Performance modeling and multi-objective optimization during turning AISI 304 stainless steel using coated and coated-microblasted tools

Introduction. High-speed machining of stainless steel has long been a focus of research. Due to characteristics such as low thermal conductivity and work hardening, AISI 304 is considered to be a difficult material to cut. Machinability indicators provide important information about the efficiency and effectiveness of the machining process, enabling manufacturers to optimize their operations for increased productivity and precision. The purpose of the work. Coated carbide tools are most often used for machining AISI 304 stainless steel.
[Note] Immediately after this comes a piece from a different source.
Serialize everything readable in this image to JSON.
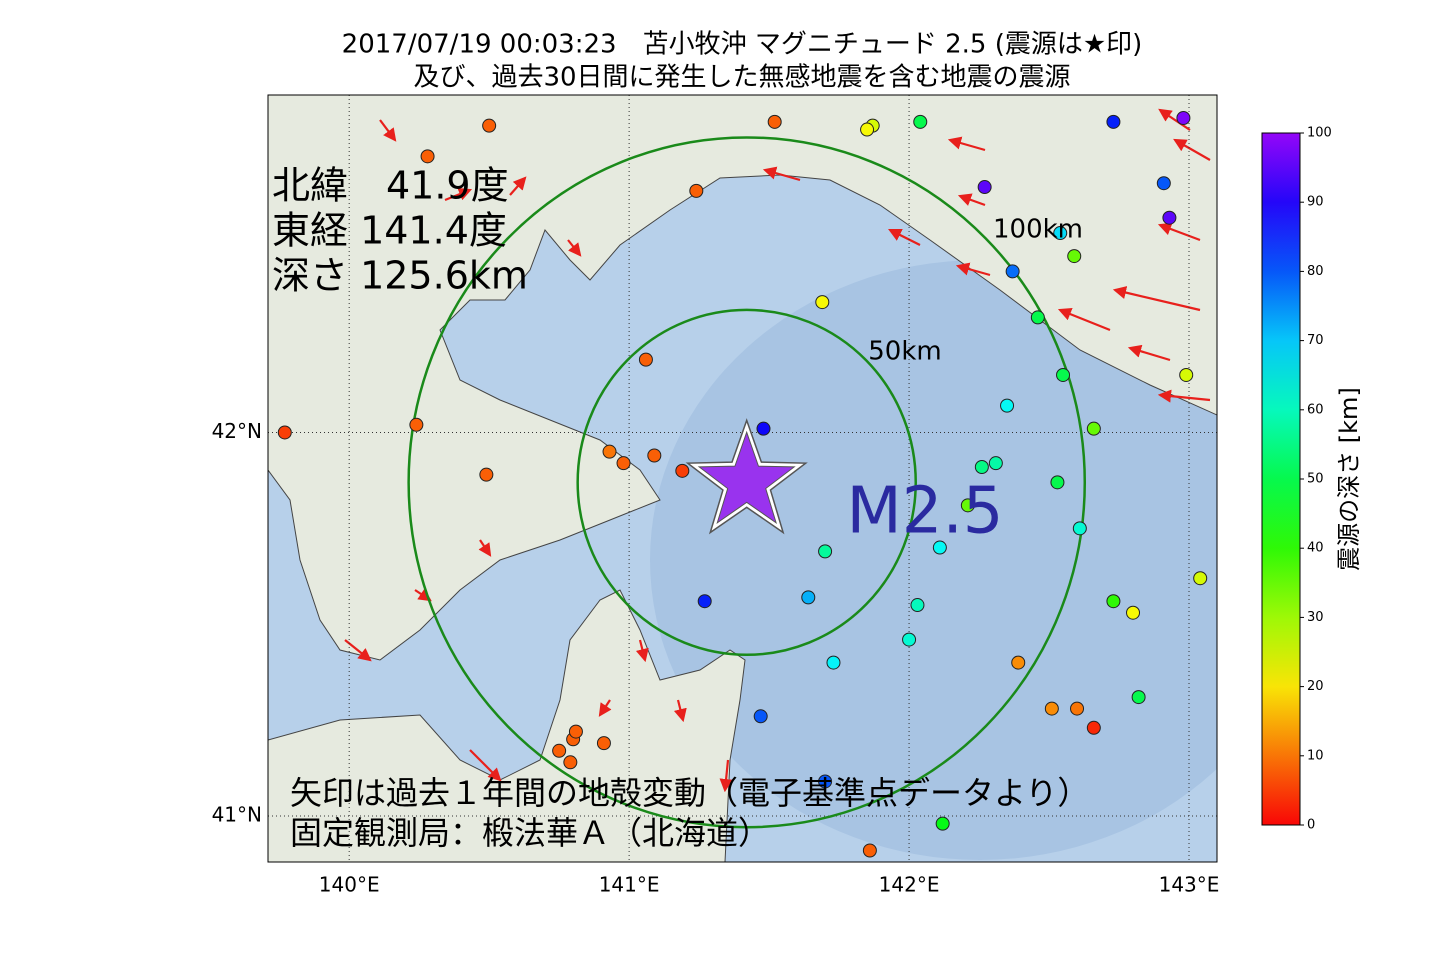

Few studies, meanwhile, have examined the effects of pre-and post-treated coated carbide tools when turning these alloys at high speeds. In addition, only a small number of studies have simultaneously optimized the cutting parameters while employing pre -and post-treated tools. The methods of investigation. The present work comparatively evaluates the performance of coated and coated-microblasted tools during the turning of AISI 304 stainless steel. The tools were PVD-AlTiN coated, PVD-AlTiN coated with microblasting as a post-treatment (coated-microblasted), and MTCVD-TiCN/Al2O3 coated (MTCVD). The experimental-based mathematical models were developed to predict and optimize the turning performance. Results and Discussion. In this study, it is found that PVD-AlTiN coated tools have the lowest cutting forces and surface roughness, followed by PVD-AlTiN coated-microblasted and MTCVD-TiCN/Al2O3 coated tools. However, there is no significant difference observed in these responses for coated and coated-microblasted tools. It is found that the cutting forces increased with feed and depth of cut while decreasing with cutting speed. However, this effect is significant for MTCVD-coated tools. On the other hand, higher tool life is observed with MTCVD-TiCN/ Al2O3 coated tools, followed by PVD AlTiN coated-microblasted and PVD-AlTiN coated tools. Tool life was largely affected by cutting speed. However, PVD-AlTiN coated tools exhibited this effect more noticeably. The models, with correlation coefficients found above 0.9, can be utilized to predict responses in turning AISI 304 stainless steel. The optimization study revealed that turning AISI 304 stainless steel with MTCVD-TiCN/Al2O3 coated tools incurs lower cutting forces of 18-27 N, produces a minimum surface roughness of 0.3-0.44 mu m, and has a better tool life of 36-51 min compared to PVD-AlTiN coated (C) and PVD-AlTiN coated-microblasted (CMB) tools.